Born into an alternative frontier America, where life is hard and folk magic is real, Alvin is gifted with power, but he must learn to use his gift wisely. Dark forces are arrayed against Alvin, and only a young girl with second sight can protect him.
Don't miss the sequel to this book, Red Prophet.
©1987 Orson Scott Card; (P)2007 Blackstone Audio Inc.
"A tribute to the art of storytelling, this is highly recommended." (Library Journal)
"Seventh Son begins what may be a significant recasting in fantasy terms of the tall tale of America." (Washington Post Book World)
"A consistently gripping tale featuring solid historical research and a keen understanding of religious experience. Another major effort by a world-class talent. Highly recommended." (Booklist)
A neat magic system that Card uses, in similar or exact forms, in other books - but it's a good one. And, gotta love the voice work. On to the next! There is a next, right?
This was very interesting and had good character development, like most of Card's books, but it was just too much drama for me. If you don't like drama, violence or significant swings in your mood, this might not be the book for you. If you don't mind those things it is pretty good. It has an interesting premise and strong characters.
This is a very interesting book, with good characters (the stereotypical witch-haters are unfortunately all too believable) and a nice twist to the historical past. I enjoyed it very much and am looking forward to listening to the next book.
The readers are very good, but the switches between who's reading isn't always consistent. The story's told from different perspectives, so the reader changes when the point of view changes. Sometimes you get two readers having a dialogue, but it's annoying when you in the next chapter *don't* get the dialogue (maybe because it's a too small part of the chapter for there to be two readers present, I don't know) and you have to "get used to" a new voice for one of the characters. This, I think, is not a problem caused by the readers, but by the people deciding which chapters should be read by whom.

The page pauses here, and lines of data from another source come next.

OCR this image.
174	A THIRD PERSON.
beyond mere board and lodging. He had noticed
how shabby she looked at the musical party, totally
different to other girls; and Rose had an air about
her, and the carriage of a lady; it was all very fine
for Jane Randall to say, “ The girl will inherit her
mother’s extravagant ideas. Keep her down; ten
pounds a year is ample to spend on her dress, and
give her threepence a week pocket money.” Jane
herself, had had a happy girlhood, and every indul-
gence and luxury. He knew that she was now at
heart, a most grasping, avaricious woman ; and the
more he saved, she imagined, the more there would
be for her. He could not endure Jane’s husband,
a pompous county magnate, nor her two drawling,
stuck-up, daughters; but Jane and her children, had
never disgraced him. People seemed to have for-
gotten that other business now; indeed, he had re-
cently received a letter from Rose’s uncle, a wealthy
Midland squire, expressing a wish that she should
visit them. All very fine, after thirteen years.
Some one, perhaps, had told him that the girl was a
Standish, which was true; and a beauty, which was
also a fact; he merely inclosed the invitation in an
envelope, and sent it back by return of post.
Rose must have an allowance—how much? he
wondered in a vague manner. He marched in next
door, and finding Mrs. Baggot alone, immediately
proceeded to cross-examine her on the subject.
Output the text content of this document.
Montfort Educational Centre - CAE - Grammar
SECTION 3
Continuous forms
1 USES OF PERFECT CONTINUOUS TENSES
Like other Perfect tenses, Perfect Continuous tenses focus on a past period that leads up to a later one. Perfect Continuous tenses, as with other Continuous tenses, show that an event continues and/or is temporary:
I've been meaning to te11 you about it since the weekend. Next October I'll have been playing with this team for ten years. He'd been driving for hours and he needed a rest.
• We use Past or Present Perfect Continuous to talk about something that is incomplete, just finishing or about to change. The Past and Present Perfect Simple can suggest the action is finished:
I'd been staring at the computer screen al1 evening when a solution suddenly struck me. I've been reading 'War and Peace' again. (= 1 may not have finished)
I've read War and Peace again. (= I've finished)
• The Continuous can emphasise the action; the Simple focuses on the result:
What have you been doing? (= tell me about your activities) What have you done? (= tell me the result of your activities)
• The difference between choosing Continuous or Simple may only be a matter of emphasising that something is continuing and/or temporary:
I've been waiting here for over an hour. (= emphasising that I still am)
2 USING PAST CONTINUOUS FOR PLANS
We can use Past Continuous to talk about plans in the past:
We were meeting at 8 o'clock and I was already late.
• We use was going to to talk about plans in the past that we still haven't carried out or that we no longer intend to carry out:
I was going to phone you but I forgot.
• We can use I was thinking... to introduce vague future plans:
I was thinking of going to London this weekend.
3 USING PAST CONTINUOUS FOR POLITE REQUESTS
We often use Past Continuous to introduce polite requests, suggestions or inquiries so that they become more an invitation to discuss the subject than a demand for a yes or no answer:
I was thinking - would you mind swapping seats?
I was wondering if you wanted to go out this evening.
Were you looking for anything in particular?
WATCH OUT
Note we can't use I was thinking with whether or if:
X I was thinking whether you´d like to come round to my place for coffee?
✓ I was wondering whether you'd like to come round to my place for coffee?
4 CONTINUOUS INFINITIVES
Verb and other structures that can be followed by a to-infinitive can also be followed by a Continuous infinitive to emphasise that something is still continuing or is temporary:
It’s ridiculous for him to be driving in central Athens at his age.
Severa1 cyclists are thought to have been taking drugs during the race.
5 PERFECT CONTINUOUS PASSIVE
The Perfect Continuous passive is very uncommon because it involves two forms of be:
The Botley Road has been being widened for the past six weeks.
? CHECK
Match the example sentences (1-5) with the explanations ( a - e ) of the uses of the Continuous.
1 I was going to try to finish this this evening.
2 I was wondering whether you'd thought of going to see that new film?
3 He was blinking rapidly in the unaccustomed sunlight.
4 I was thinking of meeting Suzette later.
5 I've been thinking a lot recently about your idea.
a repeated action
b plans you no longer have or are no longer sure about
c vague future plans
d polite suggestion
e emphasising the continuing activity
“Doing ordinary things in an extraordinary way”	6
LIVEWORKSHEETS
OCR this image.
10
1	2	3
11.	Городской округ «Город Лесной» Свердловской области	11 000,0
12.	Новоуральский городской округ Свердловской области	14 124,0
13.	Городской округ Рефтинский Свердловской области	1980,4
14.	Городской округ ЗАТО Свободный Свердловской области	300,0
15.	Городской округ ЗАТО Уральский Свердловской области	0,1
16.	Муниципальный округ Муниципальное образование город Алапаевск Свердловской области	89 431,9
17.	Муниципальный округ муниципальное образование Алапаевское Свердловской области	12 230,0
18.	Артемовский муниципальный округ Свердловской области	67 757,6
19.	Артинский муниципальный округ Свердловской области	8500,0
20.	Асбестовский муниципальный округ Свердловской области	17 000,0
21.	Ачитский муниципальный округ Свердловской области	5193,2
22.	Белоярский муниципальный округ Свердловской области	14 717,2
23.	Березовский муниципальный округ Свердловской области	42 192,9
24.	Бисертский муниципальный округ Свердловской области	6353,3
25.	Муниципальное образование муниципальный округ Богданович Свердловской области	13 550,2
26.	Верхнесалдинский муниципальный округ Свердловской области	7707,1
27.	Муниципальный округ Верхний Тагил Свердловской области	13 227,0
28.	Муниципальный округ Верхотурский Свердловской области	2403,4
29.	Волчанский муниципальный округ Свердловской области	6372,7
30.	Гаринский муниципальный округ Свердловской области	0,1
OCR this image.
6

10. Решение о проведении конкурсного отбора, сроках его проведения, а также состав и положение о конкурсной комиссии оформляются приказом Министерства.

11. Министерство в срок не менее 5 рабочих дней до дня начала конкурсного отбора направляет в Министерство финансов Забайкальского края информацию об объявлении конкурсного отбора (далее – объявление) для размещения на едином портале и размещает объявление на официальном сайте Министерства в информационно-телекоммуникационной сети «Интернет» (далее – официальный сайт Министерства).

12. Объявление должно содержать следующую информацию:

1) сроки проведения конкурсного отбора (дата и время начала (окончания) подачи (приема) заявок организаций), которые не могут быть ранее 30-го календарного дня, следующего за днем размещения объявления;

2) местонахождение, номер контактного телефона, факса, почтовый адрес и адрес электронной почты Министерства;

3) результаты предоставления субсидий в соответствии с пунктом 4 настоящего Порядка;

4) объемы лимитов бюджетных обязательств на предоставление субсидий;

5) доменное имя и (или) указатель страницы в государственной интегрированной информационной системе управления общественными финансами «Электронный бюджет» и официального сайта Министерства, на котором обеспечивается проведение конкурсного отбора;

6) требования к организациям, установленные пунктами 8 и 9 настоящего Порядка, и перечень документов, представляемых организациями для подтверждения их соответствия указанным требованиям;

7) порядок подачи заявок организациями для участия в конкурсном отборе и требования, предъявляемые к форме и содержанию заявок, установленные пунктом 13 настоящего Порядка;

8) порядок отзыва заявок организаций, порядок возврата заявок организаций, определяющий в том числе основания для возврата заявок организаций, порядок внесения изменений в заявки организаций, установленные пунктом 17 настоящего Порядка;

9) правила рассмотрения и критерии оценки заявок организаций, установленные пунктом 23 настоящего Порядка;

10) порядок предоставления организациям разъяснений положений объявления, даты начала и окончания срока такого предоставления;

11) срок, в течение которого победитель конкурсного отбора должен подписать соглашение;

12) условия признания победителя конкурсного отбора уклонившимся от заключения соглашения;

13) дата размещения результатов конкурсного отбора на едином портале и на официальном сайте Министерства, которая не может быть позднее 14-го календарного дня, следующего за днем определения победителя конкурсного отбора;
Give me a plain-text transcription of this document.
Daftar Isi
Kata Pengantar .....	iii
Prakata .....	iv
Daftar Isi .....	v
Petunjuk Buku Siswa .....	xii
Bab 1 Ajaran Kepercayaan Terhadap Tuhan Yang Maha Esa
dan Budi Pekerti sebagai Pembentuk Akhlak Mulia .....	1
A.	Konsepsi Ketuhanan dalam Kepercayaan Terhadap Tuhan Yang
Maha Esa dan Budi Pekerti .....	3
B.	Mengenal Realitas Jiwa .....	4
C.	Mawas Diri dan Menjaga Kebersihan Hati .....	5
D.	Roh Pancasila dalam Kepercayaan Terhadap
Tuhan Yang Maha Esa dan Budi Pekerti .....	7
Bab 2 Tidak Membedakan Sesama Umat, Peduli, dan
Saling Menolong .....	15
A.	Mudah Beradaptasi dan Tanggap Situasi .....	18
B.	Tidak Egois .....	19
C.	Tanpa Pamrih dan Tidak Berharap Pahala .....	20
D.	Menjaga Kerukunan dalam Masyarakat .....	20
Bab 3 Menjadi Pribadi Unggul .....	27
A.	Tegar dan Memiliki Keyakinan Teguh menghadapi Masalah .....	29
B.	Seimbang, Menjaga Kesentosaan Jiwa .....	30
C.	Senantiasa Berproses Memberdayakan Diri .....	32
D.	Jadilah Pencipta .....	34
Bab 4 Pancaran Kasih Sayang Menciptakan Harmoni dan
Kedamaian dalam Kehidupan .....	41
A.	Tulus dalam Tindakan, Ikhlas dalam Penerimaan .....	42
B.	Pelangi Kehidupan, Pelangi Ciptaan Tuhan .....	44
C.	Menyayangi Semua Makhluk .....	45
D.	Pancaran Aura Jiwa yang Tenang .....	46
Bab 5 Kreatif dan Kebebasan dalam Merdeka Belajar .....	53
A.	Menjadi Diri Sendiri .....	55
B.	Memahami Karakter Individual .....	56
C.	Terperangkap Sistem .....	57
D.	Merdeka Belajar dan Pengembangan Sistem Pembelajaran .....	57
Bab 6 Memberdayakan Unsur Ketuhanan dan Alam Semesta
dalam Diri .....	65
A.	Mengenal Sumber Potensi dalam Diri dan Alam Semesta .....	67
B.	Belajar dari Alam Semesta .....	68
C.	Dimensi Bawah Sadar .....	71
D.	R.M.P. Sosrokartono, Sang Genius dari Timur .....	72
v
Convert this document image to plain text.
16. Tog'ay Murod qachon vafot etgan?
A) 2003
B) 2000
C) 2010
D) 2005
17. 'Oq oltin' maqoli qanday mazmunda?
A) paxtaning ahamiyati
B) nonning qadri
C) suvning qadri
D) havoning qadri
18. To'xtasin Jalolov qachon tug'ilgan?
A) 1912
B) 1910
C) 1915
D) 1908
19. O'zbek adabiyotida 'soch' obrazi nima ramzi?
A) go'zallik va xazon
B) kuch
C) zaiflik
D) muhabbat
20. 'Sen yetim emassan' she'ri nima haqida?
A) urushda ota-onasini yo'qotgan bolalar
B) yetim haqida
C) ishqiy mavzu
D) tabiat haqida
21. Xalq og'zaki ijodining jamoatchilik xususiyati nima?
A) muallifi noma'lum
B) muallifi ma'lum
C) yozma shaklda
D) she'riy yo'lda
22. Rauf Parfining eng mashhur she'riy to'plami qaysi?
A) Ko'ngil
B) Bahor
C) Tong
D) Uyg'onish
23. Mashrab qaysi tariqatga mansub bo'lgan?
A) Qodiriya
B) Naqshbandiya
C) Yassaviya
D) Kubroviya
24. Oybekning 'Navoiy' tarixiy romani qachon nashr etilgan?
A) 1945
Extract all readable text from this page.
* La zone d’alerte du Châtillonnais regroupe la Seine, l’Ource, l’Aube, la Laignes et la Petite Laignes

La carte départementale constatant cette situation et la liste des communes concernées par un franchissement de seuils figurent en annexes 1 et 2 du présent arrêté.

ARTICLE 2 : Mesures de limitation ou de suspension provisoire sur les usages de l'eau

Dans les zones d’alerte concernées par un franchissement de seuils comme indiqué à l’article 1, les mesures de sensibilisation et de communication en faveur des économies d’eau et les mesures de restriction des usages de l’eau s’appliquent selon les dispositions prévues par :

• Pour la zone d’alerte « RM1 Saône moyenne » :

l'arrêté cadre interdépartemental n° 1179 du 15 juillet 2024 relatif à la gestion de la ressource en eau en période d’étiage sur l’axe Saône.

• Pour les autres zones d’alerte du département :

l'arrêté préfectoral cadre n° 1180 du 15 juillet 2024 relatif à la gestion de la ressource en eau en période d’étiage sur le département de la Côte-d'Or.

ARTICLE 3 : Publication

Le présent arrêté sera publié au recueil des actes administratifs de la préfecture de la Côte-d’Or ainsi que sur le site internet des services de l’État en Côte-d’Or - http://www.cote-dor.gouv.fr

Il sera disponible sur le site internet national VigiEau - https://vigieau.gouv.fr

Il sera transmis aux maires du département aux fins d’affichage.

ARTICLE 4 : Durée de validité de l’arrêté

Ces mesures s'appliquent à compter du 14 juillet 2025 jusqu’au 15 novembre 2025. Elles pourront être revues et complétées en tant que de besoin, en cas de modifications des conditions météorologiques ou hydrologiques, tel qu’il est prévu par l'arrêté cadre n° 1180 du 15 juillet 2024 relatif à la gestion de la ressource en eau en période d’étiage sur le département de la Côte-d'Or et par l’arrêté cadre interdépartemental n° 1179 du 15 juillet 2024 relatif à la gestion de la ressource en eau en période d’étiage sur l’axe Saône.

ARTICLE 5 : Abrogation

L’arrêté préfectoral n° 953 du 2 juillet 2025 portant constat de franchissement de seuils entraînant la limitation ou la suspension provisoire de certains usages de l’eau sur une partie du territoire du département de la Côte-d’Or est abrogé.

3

But this is not something that should put you off the book in itself, especially if you like historical fantasy in the first place.
This is a very satisfying start of a series, but don't listen to it unless you are prepared to commit to the full series. I really enjoyed the universe that was created in this book that took peices of American history and wove in a unique folklore and magic.
I think Seventh Son does a great job introducing the listeners to this world, but does not make a satisfying listen on its own. The story has no real conclusion. It just ends the the obvious foresight that this book, by itself, is not a story, but just an introduction.
I have listened to multiple book narrated by Scott Brick and Gabrielle de Cuir and they always do a great job telling the story. This book is no exception.
I always greatly enjoy author commentary after listening to a story. Card's afterward is enjoyable (if not slightly spoiler-ish) and I think it did an excellent job propelling my desire to listen to the next book.
With work, family, and my own aspirations at a future writing career, I find very little time for reading. I love audio-books because I can listen to books on my way to and from work.
I am an avid fan of Card, and this story was interesting, but did not reel me in quite like Ender's Game or Pathfinder. Overall, I enjoyed the story.
Drama teacher and Sci-Fi/Fantasy fan
Orson Scott Card tells great stories. But this recording picked a horrible reader for the character of Reverend Thrower. The semi-dramatized nature of the recording works well for the tale, but the actor who portrays the Thrower chapters can't decide if he wants to use a Scottish burr or not.
I really like Orson Scott Card books. REALLY lilke them. But this one just never seemed to go anywhere. Most of the characters are not likable and you don't really care what happens to them. I will probably read the next one for the same reason I picked up this one.....to see what the hype is about. I certainly didn't find my answer in this book.
In the Afterwards the author says that this story was originally supposed to be a trilogy but he is now making it seven books with the last one being multi-thousand pages. I think he should have stuck with his original plan. The story line is plodding and you can only hear about the colonial life so much before you want to scream to get on with it.
I might have finished this story line if it were a trilogy but thinking of having to listen to six more books meandering along is more than I can take.
I liked this one, but after I moved on to the 2nd and 3rd....I don't know.
I know this is fiction and loosely based on some american history. Being an african american, it is kind of hard to listen to the imaginative world where it's ok to slaughter, rape, kill, and sell people to delevope the west. Even though I know those things happened.
It's still clasic Card. You decide.
I have been a fan of OSC since I first listened to the book Enders Game. From there I listened to the rest of that series, now after this book as well I'm of the opinion OSC is a religious author. I wish he would right fantasy or science fiction and simply leave out "Religion". I find it humorous that in his books with the religion he writes in it that he shows those supporting it and others saying its not right to force upon others the beliefs or religion of those that practice or beliefs said topic. But yet in writing his stories he does exactly that which he writes isn't correct. Oh well just a thougt.... Still OSC is capable of writing a entertaining and enjoyable story as he has proved time and again, just be warned that you must keep an open mind when reading it or it could easily offend.